Der amerikanische Markt verspricht mehr
Auf die Frage, warum das Aluthermic System trotz der vielen Vorteile und der in etlichen großen und kleineren Projekten nachgewiesenen Praxistauglichkeit noch keine umfassende Marktdurchdringung erfahren hat, antwortet Lischka: „Dafür gibt es mehrere Gründe. In Deutschland haben wir bereits eine sehr hohe Sanierungsrate, sodass ältere nicht thermisch getrennte Aluminiumfassaden kein Kernthema mehr sind. Außerdem ist es für Architekten und Metallbauer einfacher, Altes durch Neues zu ersetzen.“
Götz ergänzt: „Es ist dieser Widerstand der Planer.“ Seiner Meinung nach ist die deutlich niedrigere Auftragssumme bei Verwendung von Aluthermic gegenüber einer neuen Fassade hinderlich. Denn die Honorare von Architekten und Planern richten sich nach dem Auftragsvolumen. Und öffentliche Auftraggeber, die durchaus einen großen Bedarf an energetischen Fassaden- und Fensterrenovierungen haben, äußern bei neuartigen Systemen oftmals Vorbehalte, auch wenn sie deutlich kostengünstiger sind. „Keiner möchte die Verantwortung für etwas Neues übernehmen.“
Tatsache ist, dass Lischka für sein System keine Zertifikate und Kennzeichnungen vorlegen kann. Er verwendet damit ein ungeregeltes Bauprodukt, was bei Reparaturen allerdings möglich ist. Hinderlich für mögliche Prüfungen sind nach seiner Aussage extrem hohe Prüfgebühren und ein völlig übertriebener Bürokratismus in der EU. Aber gerade öffentliche Auftraggeber verlangen Nachweise und Prüfungen zu den eingesetzten Bauprodukten. Einzig die Wärmebrückenberechnung vom Passivhaus Institut Dr. Feist liegt vor.
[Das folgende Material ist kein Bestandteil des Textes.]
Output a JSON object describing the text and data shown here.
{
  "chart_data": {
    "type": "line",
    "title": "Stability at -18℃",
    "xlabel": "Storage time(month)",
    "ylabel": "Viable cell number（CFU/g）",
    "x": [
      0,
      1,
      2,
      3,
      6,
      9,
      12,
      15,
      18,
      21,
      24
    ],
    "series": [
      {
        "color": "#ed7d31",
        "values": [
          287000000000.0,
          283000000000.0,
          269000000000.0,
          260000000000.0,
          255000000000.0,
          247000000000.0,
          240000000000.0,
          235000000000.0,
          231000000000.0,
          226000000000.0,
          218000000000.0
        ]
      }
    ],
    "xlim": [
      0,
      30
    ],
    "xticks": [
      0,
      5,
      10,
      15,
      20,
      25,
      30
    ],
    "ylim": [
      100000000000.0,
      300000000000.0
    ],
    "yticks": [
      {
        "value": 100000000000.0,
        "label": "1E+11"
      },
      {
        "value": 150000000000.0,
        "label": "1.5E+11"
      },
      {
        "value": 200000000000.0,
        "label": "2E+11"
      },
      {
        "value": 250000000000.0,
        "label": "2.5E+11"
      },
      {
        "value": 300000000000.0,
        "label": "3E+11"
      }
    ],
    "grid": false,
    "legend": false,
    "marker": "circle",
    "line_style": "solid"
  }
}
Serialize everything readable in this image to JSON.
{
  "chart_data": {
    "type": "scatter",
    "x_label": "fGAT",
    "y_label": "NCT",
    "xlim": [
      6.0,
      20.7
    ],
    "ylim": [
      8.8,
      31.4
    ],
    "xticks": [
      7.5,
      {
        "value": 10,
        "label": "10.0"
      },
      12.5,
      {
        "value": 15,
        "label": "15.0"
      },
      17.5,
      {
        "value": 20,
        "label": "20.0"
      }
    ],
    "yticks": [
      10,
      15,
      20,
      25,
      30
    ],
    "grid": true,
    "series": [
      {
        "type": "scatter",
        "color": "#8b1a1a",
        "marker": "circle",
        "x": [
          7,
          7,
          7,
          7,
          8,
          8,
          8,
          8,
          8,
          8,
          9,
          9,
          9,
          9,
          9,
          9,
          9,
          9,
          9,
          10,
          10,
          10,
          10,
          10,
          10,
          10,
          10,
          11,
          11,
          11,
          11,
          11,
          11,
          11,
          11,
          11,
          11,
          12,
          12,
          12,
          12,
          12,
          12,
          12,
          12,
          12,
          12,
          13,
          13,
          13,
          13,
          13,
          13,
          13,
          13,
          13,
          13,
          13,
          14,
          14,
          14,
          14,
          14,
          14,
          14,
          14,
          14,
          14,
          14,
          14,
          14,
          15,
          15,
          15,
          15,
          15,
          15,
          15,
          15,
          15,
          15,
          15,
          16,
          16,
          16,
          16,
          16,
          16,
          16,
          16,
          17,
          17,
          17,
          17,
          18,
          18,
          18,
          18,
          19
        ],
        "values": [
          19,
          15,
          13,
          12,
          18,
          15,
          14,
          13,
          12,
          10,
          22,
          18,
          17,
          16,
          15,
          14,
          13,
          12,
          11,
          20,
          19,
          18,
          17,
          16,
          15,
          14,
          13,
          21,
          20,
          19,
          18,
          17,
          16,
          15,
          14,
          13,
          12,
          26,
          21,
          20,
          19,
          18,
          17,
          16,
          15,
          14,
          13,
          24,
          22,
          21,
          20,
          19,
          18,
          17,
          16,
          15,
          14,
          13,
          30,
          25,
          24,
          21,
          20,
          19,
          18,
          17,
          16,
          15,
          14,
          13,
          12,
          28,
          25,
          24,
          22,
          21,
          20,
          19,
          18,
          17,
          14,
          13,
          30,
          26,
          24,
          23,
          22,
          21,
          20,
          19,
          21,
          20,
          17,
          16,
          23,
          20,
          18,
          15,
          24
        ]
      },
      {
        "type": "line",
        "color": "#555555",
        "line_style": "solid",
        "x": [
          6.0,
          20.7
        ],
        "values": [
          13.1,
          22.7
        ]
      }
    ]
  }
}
Für Lischka ist daher der amerikanische Markt in der Zukunft interessanter, „weil dort die energetische Situation der Gebäude 30 bis 40 Jahre nachhinkt. Gerade im Hochhausbereich wird bis heute thermisch nicht getrenntes Alu verbaut. Da sind Wassereinbruch, Luftundichtigkeiten mit der Folge von Kondensation und Schimmel ein alltägliches Problem“, sagt er. Für den amerikanischen Markt entwickelt er derzeit ein spezielles Sanierungsprofil, das er sich als wichtigen Eintrittsschein patentieren lassen will.